Так что гости следом за проводником добрались до ближайшей станции той самой подземки, оплатили по двадцать пять сантимов за места в первом классе. «Во втором карманников море, ” — буркнул сопровождающий, — «боком нам выйдет экономия». Прошли на перрон: бетонная труба, неприятно напомнившая Махно сырые стены Бутырской тюрьмы. С грохотом и лязгом подкатил квадратномордый состав; чтобы открыть створки ржавых дверей, сопровождающий привычно рванул железный рычаг на боку вагона.
Внутри вагона оказались деревянные лавки. Названий остановок никто не объявлял, сопровождающий напряженно вглядывался в крупные буквы на синем фоне, мелькающие на каждой станции.
— Метро строили и во время войны, — сопровождающий улучил момент в лязге. — А еще мы тут совсем недавно забастовку сделали. Машинисты и механики метро вытребовали повышение ставки.
Махно переглянулся с Аршиновым, вспомнил черные знамена, ветер, степь и март; землю, гудящую под последней атакой корпуса Улагая, захлебывающийся стрекот пулеметов, нервные залпы винтовок, скрип сабли по кости… А хорошо бы в самом деле обойтись простой забастовкой! Да, верно, нет иного пути. Вон вокруг знаменитейший Париж, люди все культурные, даже нищие читать умеют. Всякий рабочий и даже дворник имеет свою любимую газету. А все равно воевали так, что страшно вспомнить. Чем умнее, тем страшнее черта на поле боя выпускают…
— После войны хотя бы свет во всех вагонах включают, — успел еще прибавить сопровождающий. Поезд снова лязгнул, загремел, завыл электромоторами, нырнул в черноту тоннеля и полетел на противоположный край Парижа, к предместью Иври, где путешественники вышли опять на поверхность и зашагали по той самой улице Патай к снятой квартире — нетопленной, но в Париже май достаточно теплый.
Махно с Аршиновым, и Сашка тоже, несли высокие стопки книг, укутанных в плотную коричневую бумагу, перевязанные толстым шпагатом. Приехав на конференцию, и просто зарегистрировавшись в числе делегатов, вовсе не планируя лезть на трибуну или покорять столицу Франции, Махно большую часть времени потратил на закупки анархической литературы, особенно по школе Ферера.

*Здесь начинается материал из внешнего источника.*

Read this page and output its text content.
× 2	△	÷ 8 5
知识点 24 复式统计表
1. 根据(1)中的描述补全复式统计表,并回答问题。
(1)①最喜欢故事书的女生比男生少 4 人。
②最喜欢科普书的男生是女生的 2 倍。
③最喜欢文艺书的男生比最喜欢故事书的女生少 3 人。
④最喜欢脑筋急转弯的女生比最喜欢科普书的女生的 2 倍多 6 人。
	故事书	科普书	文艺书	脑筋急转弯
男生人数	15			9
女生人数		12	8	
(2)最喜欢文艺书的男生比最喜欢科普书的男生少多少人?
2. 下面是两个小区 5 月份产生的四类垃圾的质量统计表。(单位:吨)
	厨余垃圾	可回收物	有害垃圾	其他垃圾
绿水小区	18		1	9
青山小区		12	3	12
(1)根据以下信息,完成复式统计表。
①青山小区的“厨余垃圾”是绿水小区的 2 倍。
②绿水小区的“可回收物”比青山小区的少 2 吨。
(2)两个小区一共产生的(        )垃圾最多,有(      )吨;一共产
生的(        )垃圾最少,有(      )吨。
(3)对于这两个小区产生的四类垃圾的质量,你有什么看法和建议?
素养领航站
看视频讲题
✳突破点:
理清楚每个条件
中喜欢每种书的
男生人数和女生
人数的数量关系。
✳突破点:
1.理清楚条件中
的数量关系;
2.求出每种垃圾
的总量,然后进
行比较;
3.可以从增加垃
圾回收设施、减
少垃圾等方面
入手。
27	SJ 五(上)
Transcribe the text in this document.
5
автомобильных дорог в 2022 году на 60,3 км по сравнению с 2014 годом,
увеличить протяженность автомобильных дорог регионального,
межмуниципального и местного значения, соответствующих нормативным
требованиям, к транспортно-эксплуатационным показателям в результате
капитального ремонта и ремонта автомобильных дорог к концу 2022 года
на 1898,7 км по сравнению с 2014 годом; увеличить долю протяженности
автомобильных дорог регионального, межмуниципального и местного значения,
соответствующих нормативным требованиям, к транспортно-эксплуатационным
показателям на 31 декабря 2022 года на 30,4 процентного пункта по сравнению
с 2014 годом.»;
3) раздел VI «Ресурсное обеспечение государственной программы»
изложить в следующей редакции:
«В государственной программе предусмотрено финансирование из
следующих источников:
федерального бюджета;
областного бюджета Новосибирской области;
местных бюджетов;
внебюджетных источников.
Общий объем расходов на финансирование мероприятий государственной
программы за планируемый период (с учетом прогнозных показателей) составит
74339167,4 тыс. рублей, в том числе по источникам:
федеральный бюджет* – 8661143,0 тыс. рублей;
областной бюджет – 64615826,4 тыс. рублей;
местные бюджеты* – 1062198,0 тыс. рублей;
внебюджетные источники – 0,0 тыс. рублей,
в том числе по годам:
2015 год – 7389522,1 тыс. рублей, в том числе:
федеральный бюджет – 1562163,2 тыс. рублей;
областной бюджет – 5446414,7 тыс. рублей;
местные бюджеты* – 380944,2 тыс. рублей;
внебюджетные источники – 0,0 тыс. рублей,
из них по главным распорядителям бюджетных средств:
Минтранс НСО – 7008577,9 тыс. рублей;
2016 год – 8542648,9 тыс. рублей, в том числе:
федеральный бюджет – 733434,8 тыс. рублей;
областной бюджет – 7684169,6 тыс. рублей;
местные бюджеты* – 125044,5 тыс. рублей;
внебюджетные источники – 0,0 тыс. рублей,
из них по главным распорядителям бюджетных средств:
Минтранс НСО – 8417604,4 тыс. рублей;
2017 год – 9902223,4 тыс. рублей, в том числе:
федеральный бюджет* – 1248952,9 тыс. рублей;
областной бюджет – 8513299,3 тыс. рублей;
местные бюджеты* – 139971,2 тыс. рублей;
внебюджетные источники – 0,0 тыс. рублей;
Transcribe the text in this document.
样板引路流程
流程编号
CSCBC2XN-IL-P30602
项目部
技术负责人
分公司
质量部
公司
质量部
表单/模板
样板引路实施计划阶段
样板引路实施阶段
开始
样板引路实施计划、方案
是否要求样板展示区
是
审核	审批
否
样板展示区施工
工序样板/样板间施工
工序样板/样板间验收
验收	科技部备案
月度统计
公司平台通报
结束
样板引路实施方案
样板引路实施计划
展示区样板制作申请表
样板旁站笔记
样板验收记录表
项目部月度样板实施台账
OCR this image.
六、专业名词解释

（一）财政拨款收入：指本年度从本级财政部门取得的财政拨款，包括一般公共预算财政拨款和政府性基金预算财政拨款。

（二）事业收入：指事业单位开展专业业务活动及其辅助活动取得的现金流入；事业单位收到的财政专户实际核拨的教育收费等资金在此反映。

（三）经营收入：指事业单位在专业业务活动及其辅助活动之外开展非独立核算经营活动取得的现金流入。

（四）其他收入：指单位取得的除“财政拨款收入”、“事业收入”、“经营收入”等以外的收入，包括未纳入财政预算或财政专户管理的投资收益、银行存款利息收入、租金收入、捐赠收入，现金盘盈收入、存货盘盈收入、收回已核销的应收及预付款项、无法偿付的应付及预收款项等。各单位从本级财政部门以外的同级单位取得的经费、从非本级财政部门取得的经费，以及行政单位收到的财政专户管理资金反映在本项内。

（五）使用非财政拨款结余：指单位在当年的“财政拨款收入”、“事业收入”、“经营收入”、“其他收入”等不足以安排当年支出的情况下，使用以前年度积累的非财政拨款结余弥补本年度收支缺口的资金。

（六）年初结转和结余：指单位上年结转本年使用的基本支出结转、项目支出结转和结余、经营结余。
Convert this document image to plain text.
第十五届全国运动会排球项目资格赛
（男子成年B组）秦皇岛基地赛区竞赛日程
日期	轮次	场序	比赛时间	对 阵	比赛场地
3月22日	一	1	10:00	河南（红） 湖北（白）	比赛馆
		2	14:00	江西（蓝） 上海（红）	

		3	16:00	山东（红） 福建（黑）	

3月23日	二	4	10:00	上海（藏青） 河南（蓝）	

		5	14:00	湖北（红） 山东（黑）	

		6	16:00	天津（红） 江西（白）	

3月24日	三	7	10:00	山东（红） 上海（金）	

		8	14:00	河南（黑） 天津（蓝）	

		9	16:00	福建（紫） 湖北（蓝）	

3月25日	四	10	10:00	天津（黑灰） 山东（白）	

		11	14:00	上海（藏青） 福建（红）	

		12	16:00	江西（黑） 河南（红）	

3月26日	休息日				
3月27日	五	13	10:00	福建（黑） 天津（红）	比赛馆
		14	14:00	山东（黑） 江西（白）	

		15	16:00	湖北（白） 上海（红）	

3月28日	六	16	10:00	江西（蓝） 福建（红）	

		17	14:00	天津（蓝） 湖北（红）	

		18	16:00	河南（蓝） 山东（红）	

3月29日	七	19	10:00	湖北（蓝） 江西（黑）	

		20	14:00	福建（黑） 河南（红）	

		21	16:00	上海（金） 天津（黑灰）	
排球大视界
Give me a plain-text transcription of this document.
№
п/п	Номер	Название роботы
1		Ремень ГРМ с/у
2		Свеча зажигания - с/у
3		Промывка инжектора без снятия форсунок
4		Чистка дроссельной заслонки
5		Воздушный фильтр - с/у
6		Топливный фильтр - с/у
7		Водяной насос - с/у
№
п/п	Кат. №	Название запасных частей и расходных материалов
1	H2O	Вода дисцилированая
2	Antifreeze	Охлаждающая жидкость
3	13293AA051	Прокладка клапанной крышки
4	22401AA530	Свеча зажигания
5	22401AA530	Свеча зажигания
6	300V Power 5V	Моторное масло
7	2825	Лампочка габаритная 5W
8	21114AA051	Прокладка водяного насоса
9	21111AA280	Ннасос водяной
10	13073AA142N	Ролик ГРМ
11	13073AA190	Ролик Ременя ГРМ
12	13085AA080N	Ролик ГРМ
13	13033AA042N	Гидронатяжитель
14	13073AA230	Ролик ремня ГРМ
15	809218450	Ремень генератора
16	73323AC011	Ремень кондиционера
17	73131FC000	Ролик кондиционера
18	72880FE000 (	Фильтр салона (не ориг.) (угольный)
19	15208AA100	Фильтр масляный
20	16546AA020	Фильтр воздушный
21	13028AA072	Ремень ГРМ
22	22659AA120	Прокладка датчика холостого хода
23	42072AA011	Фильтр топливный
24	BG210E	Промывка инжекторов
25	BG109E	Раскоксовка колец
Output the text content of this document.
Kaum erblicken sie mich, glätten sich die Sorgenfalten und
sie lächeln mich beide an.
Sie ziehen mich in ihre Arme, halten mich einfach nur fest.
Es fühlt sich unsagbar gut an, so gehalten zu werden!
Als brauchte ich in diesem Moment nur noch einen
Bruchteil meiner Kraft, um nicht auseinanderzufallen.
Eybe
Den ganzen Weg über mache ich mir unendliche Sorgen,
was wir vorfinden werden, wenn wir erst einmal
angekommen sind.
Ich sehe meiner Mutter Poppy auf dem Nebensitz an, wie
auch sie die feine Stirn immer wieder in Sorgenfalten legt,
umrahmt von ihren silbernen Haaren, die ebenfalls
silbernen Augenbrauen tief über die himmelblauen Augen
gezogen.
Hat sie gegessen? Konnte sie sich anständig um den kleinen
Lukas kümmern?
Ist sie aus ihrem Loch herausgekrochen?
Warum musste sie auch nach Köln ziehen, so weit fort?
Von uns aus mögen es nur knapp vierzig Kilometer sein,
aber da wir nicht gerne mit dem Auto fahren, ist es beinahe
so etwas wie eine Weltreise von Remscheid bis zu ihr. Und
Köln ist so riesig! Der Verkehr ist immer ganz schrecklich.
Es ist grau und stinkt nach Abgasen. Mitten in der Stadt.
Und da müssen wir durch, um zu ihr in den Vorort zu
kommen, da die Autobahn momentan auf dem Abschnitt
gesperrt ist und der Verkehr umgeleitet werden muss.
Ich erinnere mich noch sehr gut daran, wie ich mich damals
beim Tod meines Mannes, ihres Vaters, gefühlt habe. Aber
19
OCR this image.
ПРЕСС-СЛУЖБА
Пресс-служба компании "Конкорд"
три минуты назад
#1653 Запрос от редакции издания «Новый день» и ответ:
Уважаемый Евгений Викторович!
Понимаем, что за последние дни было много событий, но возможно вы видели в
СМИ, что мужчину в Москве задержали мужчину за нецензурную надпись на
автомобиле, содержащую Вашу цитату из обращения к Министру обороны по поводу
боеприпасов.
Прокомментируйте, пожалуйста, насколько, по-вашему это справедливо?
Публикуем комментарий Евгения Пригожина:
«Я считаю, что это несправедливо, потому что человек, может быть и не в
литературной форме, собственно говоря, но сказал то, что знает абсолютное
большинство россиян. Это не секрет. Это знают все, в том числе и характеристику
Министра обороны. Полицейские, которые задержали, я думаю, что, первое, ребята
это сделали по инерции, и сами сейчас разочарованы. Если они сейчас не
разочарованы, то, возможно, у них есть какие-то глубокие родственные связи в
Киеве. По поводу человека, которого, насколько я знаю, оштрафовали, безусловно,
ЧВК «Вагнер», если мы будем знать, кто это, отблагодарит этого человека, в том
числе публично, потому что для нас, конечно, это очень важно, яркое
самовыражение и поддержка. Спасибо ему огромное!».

Весь ужасающий обывателя анархизм школы Ферера заключался только в том, что уроки закона Божьего в ней не имели определяющего места, а относились к разделу «прочая культура стран и народов мира», соседствуя там с кратеньким описанием буддизма, синтоизма, ислама, языческих верований дикарей. В остальном школа оставалась школой — с партами, классами, строгими учителями и непреложной дисциплиной.